First Solar already has announced a few solar panel supply deals: 15 MW with ACME Tele Power and a 25 MW with Moser Baer Clean Energy. The Indian government last year launched the National Solar Mission that aims to install 20 GW by 2022. Several states within the country, such as Gujarat, also have their own incentive programs.
The company isn’t the only major player eyeing the Indian market, of course. Suntech Power on Tuesday announced it had signed an agreement to supply a 100 MW of its solar panels to SunBorne Energy for Indian projects in the next two years. Project developer, juwi Group, also set up an office in India.
First Solar continues to plug away at its power project development business in North America. This relatively new line of business helps the company to counter fluctuating demand for its solar panels in Europe.
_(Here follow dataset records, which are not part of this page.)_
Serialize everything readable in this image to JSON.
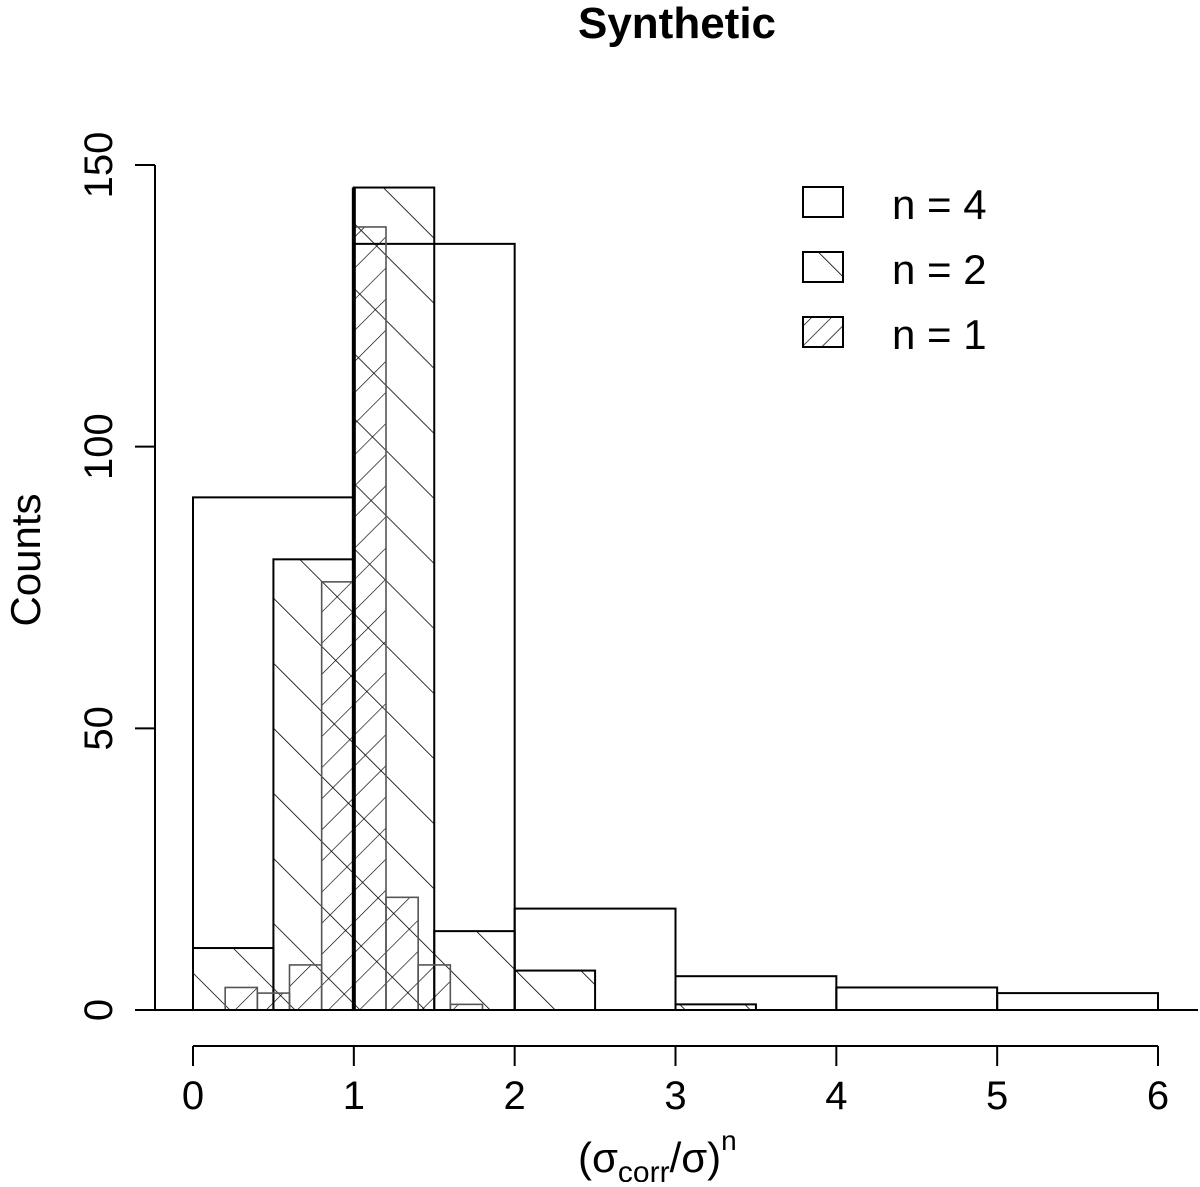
{
  "chart_data": {
    "type": "histogram",
    "title": "Synthetic",
    "xlabel": {
      "open": "(σ",
      "sub": "corr",
      "mid": "/σ)",
      "sup": "n"
    },
    "ylabel": "Counts",
    "xlim": [
      0,
      6
    ],
    "ylim": [
      0,
      150
    ],
    "x_ticks": [
      "0",
      "1",
      "2",
      "3",
      "4",
      "5",
      "6"
    ],
    "y_ticks": [
      "0",
      "50",
      "100",
      "150"
    ],
    "reference_line_x": 1,
    "legend_position": "top-right",
    "series": [
      {
        "name": "n = 4",
        "pattern": "none",
        "bins": [
          {
            "x0": 0,
            "x1": 1,
            "count": 91
          },
          {
            "x0": 1,
            "x1": 2,
            "count": 136
          },
          {
            "x0": 2,
            "x1": 3,
            "count": 18
          },
          {
            "x0": 3,
            "x1": 4,
            "count": 6
          },
          {
            "x0": 4,
            "x1": 5,
            "count": 4
          },
          {
            "x0": 5,
            "x1": 6,
            "count": 3
          }
        ]
      },
      {
        "name": "n = 2",
        "pattern": "hatch-forward",
        "bins": [
          {
            "x0": 0,
            "x1": 0.5,
            "count": 11
          },
          {
            "x0": 0.5,
            "x1": 1,
            "count": 80
          },
          {
            "x0": 1,
            "x1": 1.5,
            "count": 146
          },
          {
            "x0": 1.5,
            "x1": 2,
            "count": 14
          },
          {
            "x0": 2,
            "x1": 2.5,
            "count": 7
          },
          {
            "x0": 2.5,
            "x1": 3,
            "count": 0
          },
          {
            "x0": 3,
            "x1": 3.5,
            "count": 1
          }
        ]
      },
      {
        "name": "n = 1",
        "pattern": "hatch-backward",
        "bins": [
          {
            "x0": 0.2,
            "x1": 0.4,
            "count": 4
          },
          {
            "x0": 0.4,
            "x1": 0.6,
            "count": 3
          },
          {
            "x0": 0.6,
            "x1": 0.8,
            "count": 8
          },
          {
            "x0": 0.8,
            "x1": 1.0,
            "count": 76
          },
          {
            "x0": 1.0,
            "x1": 1.2,
            "count": 139
          },
          {
            "x0": 1.2,
            "x1": 1.4,
            "count": 20
          },
          {
            "x0": 1.4,
            "x1": 1.6,
            "count": 8
          },
          {
            "x0": 1.6,
            "x1": 1.8,
            "count": 1
          }
        ]
      }
    ]
  }
}
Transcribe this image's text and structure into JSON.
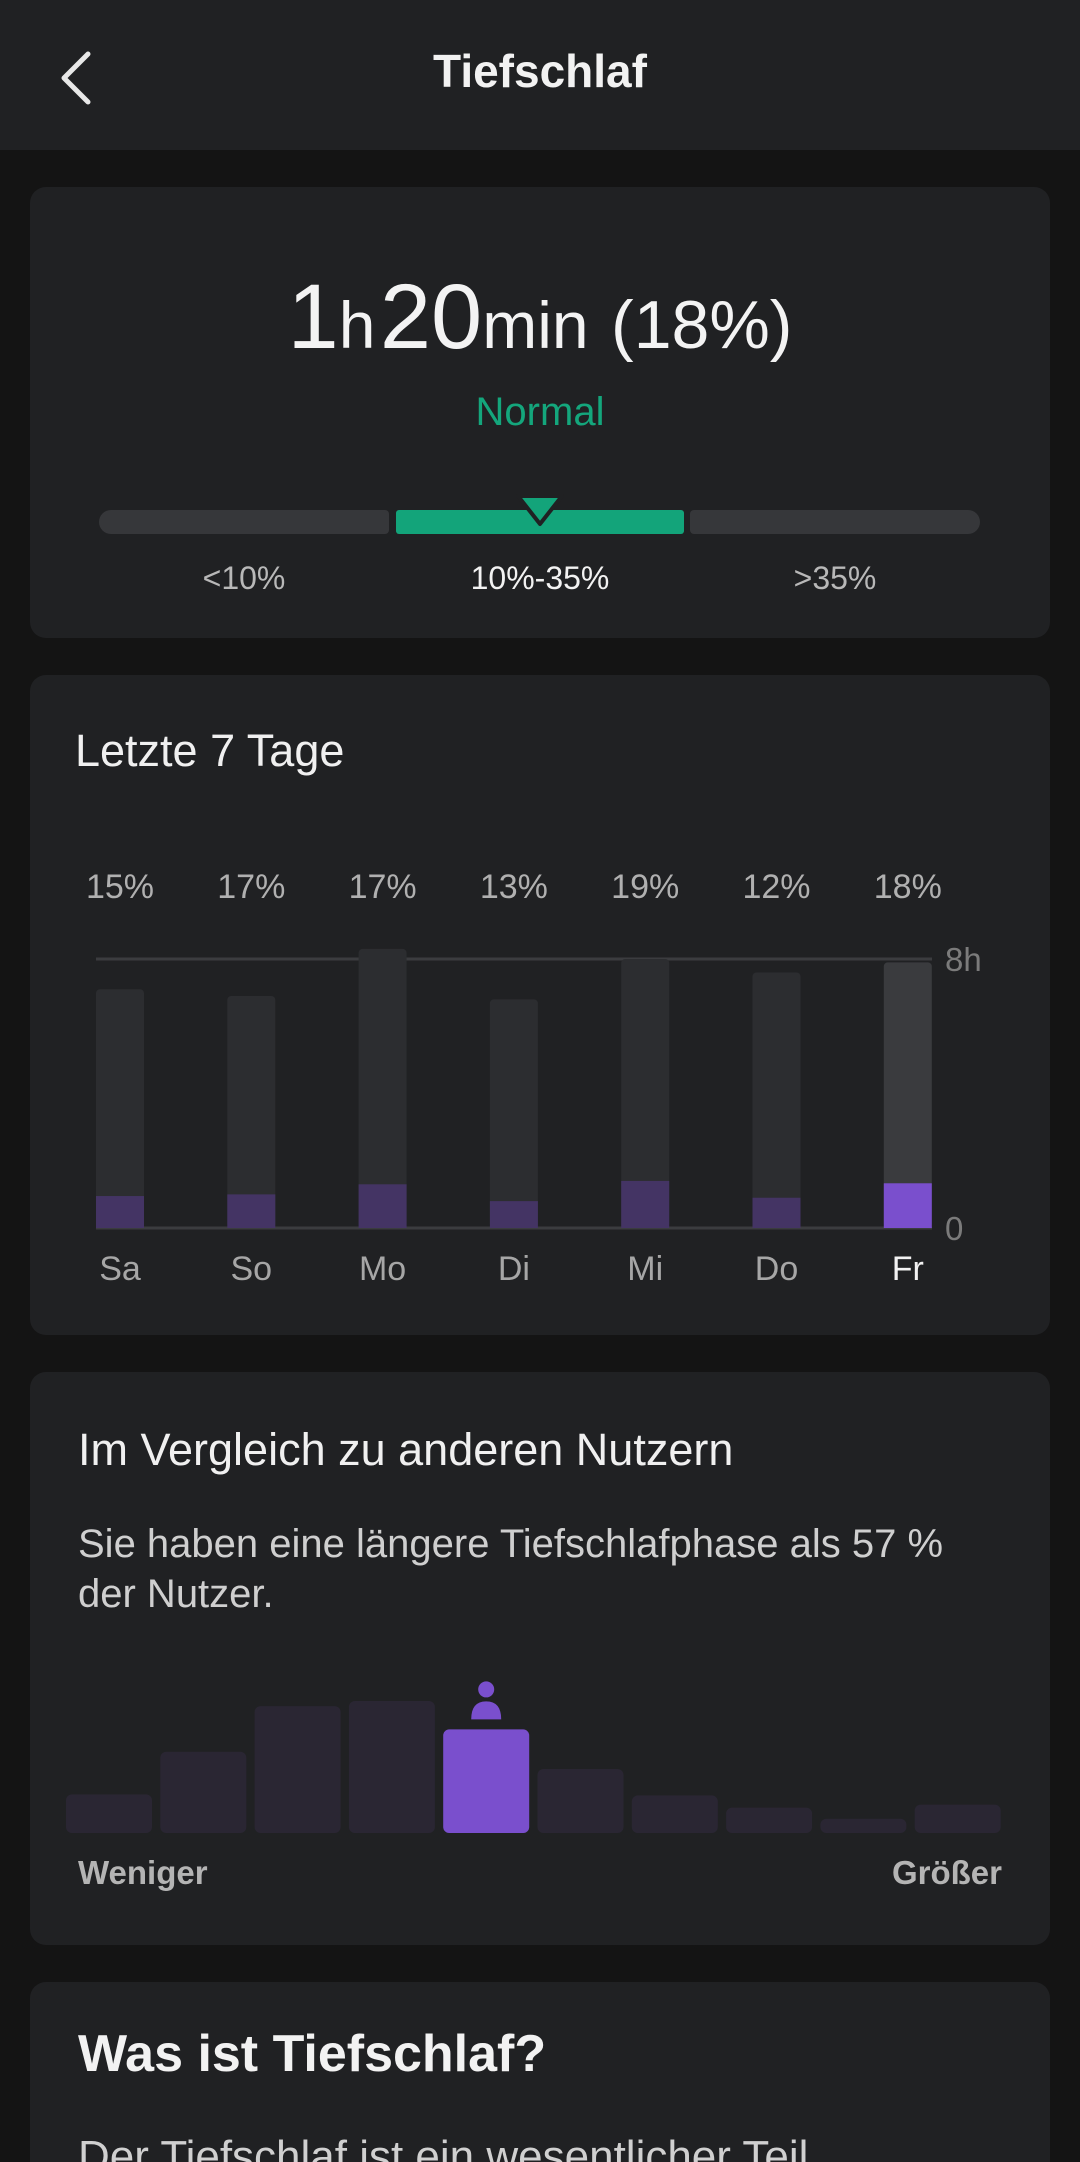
{
  "header": {
    "title": "Tiefschlaf",
    "back_icon": "chevron-left-icon"
  },
  "summary": {
    "hours": "1",
    "hours_unit": "h",
    "minutes": "20",
    "minutes_unit": "min",
    "percent": "(18%)",
    "status": "Normal",
    "status_color": "#14a67c",
    "range_labels": {
      "low": "<10%",
      "normal": "10%-35%",
      "high": ">35%"
    },
    "indicator_position": "normal"
  },
  "week": {
    "title": "Letzte 7 Tage",
    "chart_data": {
      "type": "bar",
      "categories": [
        "Sa",
        "So",
        "Mo",
        "Di",
        "Mi",
        "Do",
        "Fr"
      ],
      "percent_labels": [
        "15%",
        "17%",
        "17%",
        "13%",
        "19%",
        "12%",
        "18%"
      ],
      "series": [
        {
          "name": "",
          "values": [
            7.1,
            6.9,
            8.3,
            6.8,
            8.0,
            7.6,
            7.9
          ]
        },
        {
          "name": "",
          "values": [
            0.95,
            1.0,
            1.3,
            0.8,
            1.4,
            0.9,
            1.33
          ]
        }
      ],
      "ylim": [
        0,
        8
      ],
      "y_ticks": [
        "0",
        "8h"
      ],
      "highlight_category": "Fr",
      "colors": {
        "total": "#2c2d30",
        "total_highlight": "#3a3b3e",
        "deep": "#443464",
        "deep_highlight": "#7a4fcd"
      }
    }
  },
  "compare": {
    "title": "Im Vergleich zu anderen Nutzern",
    "text": "Sie haben eine längere Tiefschlafphase als 57 % der Nutzer.",
    "axis_left": "Weniger",
    "axis_right": "Größer",
    "user_icon": "person-icon",
    "chart_data": {
      "type": "bar",
      "values": [
        3.8,
        8.0,
        12.5,
        13.0,
        10.2,
        6.3,
        3.7,
        2.5,
        1.4,
        2.8
      ],
      "highlight_index": 4,
      "colors": {
        "bar": "#2a2633",
        "highlight": "#7a4fcd"
      }
    }
  },
  "info": {
    "title": "Was ist Tiefschlaf?",
    "body": "Der Tiefschlaf ist ein wesentlicher Teil"
  }
}
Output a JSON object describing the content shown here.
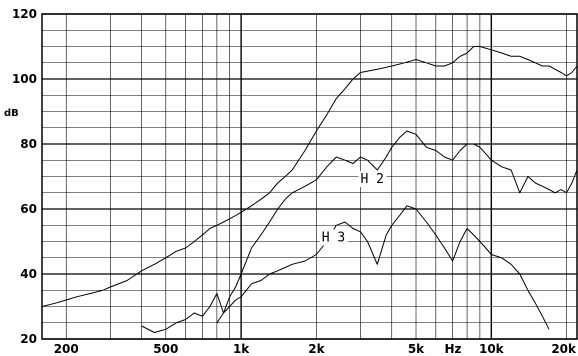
{
  "chart_data": {
    "type": "line",
    "title": "",
    "xlabel": "Hz",
    "ylabel": "dB",
    "x_scale": "log",
    "xlim": [
      160,
      22000
    ],
    "ylim": [
      20,
      120
    ],
    "grid": true,
    "y_ticks": [
      20,
      40,
      60,
      80,
      100,
      120
    ],
    "x_tick_labels": [
      {
        "value": 200,
        "label": "200"
      },
      {
        "value": 500,
        "label": "500"
      },
      {
        "value": 1000,
        "label": "1k"
      },
      {
        "value": 2000,
        "label": "2k"
      },
      {
        "value": 5000,
        "label": "5k"
      },
      {
        "value": 10000,
        "label": "10k"
      },
      {
        "value": 20000,
        "label": "20k"
      }
    ],
    "series": [
      {
        "name": "",
        "role": "fundamental",
        "x": [
          160,
          180,
          200,
          220,
          250,
          280,
          300,
          350,
          400,
          450,
          500,
          550,
          600,
          650,
          700,
          750,
          800,
          850,
          900,
          950,
          1000,
          1100,
          1200,
          1300,
          1400,
          1500,
          1600,
          1800,
          2000,
          2200,
          2400,
          2600,
          2800,
          3000,
          3500,
          4000,
          4500,
          5000,
          5500,
          6000,
          6500,
          7000,
          7500,
          8000,
          8500,
          9000,
          10000,
          11000,
          12000,
          13000,
          14000,
          15000,
          16000,
          17000,
          18000,
          19000,
          20000,
          21000,
          22000
        ],
        "y": [
          30,
          31,
          32,
          33,
          34,
          35,
          36,
          38,
          41,
          43,
          45,
          47,
          48,
          50,
          52,
          54,
          55,
          56,
          57,
          58,
          59,
          61,
          63,
          65,
          68,
          70,
          72,
          78,
          84,
          89,
          94,
          97,
          100,
          102,
          103,
          104,
          105,
          106,
          105,
          104,
          104,
          105,
          107,
          108,
          110,
          110,
          109,
          108,
          107,
          107,
          106,
          105,
          104,
          104,
          103,
          102,
          101,
          102,
          104
        ]
      },
      {
        "name": "H 2",
        "role": "second-harmonic",
        "x": [
          400,
          450,
          500,
          550,
          600,
          650,
          700,
          750,
          800,
          850,
          900,
          950,
          1000,
          1100,
          1200,
          1300,
          1400,
          1500,
          1600,
          1800,
          2000,
          2200,
          2400,
          2600,
          2800,
          3000,
          3200,
          3500,
          3800,
          4000,
          4300,
          4600,
          5000,
          5500,
          6000,
          6500,
          7000,
          7500,
          8000,
          8500,
          9000,
          9500,
          10000,
          11000,
          12000,
          13000,
          14000,
          15000,
          16000,
          17000,
          18000,
          19000,
          20000,
          21000,
          22000
        ],
        "y": [
          24,
          22,
          23,
          25,
          26,
          28,
          27,
          30,
          34,
          28,
          33,
          36,
          40,
          48,
          52,
          56,
          60,
          63,
          65,
          67,
          69,
          73,
          76,
          75,
          74,
          76,
          75,
          72,
          76,
          79,
          82,
          84,
          83,
          79,
          78,
          76,
          75,
          78,
          80,
          80,
          79,
          77,
          75,
          73,
          72,
          65,
          70,
          68,
          67,
          66,
          65,
          66,
          65,
          68,
          72
        ]
      },
      {
        "name": "H 3",
        "role": "third-harmonic",
        "x": [
          800,
          850,
          900,
          950,
          1000,
          1100,
          1200,
          1300,
          1400,
          1500,
          1600,
          1800,
          2000,
          2200,
          2400,
          2600,
          2800,
          3000,
          3200,
          3500,
          3800,
          4000,
          4300,
          4600,
          5000,
          5500,
          6000,
          6500,
          7000,
          7500,
          8000,
          8500,
          9000,
          9500,
          10000,
          11000,
          12000,
          13000,
          14000,
          15000,
          16000,
          17000
        ],
        "y": [
          25,
          28,
          30,
          32,
          33,
          37,
          38,
          40,
          41,
          42,
          43,
          44,
          46,
          50,
          55,
          56,
          54,
          53,
          50,
          43,
          52,
          55,
          58,
          61,
          60,
          56,
          52,
          48,
          44,
          50,
          54,
          52,
          50,
          48,
          46,
          45,
          43,
          40,
          35,
          31,
          27,
          23
        ]
      }
    ]
  }
}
First Solar is negotiating to secure a $978 million loan guarantee from the U.S. Department of Energy to build a 290 MW project in Arizona called Agua Caliente, which will be sold to NRG Energy. In all, First Solar is planning on completing 450 MW of projects – or even 600 MW – for 2011.
The solar panel maker is continuing plans to build factories in Germany, Vietnam and Arizona. First Solar expects to expand its annual production capacity to 2.3 GW by the end of 2011 and 2.8 GW by the end of 2012.
The company’s production cost didn’t budge from the fourth quarter of 2010 to the first quarter of this year and remained at 75 cents per watt. The efficiency of the solar panels to convert sunlight to electricity improved from 11.6 percent to 11.7 percent.